Così come ci sarà stato un motivo se nel referendum confermativo
del 25 e 26 giugno 2006 oltre 15 milioni e 470 mila italiani risposero
“No” alla riforma costituzionale allora approvata da una maggioranza
parlamentare di centro-destra. Invero il riformismo costituzionale ha
già dato qualche prova di sé, ad esempio con il rafforzamento
dell’esecutivo nella dimensione regionale. Ciò è servito a riportare i
conti pubblici sotto controllo e a garantire buona amministrazione?
Difficilmente un osservatore spassionato darebbe una risposta positiva.
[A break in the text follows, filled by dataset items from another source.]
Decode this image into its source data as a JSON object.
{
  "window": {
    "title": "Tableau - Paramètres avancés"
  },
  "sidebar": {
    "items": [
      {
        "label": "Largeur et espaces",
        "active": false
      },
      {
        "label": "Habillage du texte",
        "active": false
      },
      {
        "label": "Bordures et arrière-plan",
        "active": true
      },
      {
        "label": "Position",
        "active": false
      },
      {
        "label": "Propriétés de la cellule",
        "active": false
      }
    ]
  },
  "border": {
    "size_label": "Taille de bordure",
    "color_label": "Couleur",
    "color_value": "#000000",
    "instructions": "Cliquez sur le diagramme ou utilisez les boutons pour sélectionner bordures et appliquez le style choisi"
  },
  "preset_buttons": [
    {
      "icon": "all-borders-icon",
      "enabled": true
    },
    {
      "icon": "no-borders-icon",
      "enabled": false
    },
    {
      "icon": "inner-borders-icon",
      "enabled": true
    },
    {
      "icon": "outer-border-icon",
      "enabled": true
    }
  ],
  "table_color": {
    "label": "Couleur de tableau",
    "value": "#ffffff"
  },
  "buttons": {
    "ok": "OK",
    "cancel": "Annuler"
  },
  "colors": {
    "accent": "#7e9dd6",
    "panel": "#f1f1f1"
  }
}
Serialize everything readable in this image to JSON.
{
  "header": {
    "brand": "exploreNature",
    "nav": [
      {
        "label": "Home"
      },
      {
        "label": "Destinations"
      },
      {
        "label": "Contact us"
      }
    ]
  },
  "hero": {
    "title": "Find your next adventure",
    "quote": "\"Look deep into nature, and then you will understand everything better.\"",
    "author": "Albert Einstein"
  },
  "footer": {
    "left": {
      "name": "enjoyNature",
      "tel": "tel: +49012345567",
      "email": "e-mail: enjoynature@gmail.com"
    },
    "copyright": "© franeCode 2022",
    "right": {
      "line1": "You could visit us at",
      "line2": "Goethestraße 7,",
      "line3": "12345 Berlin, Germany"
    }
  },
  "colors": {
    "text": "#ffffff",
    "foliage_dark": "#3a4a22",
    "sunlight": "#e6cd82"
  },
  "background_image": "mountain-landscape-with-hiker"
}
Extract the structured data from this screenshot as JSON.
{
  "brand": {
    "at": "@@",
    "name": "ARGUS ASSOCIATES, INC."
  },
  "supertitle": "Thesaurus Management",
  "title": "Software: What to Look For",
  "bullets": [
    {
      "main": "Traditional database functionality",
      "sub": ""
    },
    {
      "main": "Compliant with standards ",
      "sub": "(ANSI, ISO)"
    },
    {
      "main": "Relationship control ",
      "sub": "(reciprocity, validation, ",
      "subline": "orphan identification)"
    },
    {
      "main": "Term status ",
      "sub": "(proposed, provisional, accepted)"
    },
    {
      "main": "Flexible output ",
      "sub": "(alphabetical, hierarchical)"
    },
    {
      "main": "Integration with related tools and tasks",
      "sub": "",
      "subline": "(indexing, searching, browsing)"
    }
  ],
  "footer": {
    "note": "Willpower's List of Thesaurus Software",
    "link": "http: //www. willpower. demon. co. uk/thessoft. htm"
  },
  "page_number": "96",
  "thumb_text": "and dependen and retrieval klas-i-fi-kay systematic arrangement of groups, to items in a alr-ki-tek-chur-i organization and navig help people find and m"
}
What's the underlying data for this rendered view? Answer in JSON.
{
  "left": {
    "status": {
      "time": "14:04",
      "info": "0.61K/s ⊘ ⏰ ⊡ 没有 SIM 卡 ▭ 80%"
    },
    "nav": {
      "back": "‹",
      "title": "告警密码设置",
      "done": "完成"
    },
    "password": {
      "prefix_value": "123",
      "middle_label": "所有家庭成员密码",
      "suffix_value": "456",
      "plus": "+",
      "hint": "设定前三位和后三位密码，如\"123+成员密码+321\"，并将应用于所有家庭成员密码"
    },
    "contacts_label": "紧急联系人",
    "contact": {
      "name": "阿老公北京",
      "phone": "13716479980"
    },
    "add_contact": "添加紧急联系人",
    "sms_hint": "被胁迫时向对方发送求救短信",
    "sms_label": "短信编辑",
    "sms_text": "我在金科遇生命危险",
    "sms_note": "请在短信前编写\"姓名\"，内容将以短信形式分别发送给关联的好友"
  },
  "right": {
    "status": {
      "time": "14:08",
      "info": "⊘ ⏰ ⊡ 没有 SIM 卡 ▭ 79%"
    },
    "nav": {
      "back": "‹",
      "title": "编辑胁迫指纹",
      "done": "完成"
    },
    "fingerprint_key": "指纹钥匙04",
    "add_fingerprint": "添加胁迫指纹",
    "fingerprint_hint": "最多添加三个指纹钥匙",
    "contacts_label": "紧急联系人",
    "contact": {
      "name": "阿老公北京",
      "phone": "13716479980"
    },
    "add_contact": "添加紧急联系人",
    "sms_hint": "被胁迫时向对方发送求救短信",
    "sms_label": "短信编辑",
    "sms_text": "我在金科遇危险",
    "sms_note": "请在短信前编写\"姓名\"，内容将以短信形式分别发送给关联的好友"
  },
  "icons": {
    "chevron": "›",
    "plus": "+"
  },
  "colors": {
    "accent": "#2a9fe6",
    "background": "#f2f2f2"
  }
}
In particolare, nella Regione più antica, la Sicilia, non c’erano mai
state conclusioni anticipate delle legislature dell’Assemblea regionale
siciliana prima delle modifiche dello Statuto introdotte con legge
costituzionale n. 2 del gennaio 2001. Da quando il Presidente della
Regione è eletto a suffragio universale diretto, già due volte si è
dovuto anticipare il voto regionale. Dietro l’impudenza dei decisionisti
soffia uno spiritello autoritario, che ci fa rabbrividire. L’obiettivo
dichiarato è quello di porre fine alle chiacchiere ed assicurare una
salda posizione di comando all’uomo (o alla donna) del destino. Con la
legge elettorale vigente hanno già cercato di risolvere metà del
problema: indebolire e delegittimare il Parlamento, asservendolo al
Governo attraverso il meccanismo del premio di maggioranza. Ora si
tratterebbe di completare il disegno autoritario: stabilire un Governo
fortissimo, legittimato direttamente dal voto popolare; mantenendo
contestualmente — in nome della governabilità, s’intende — nella legge
elettorale meccanismi che garantiscano maggioranze parlamentari conformi
all’indirizzo politico del Presidente. In fondo, è l’uovo di Colombo.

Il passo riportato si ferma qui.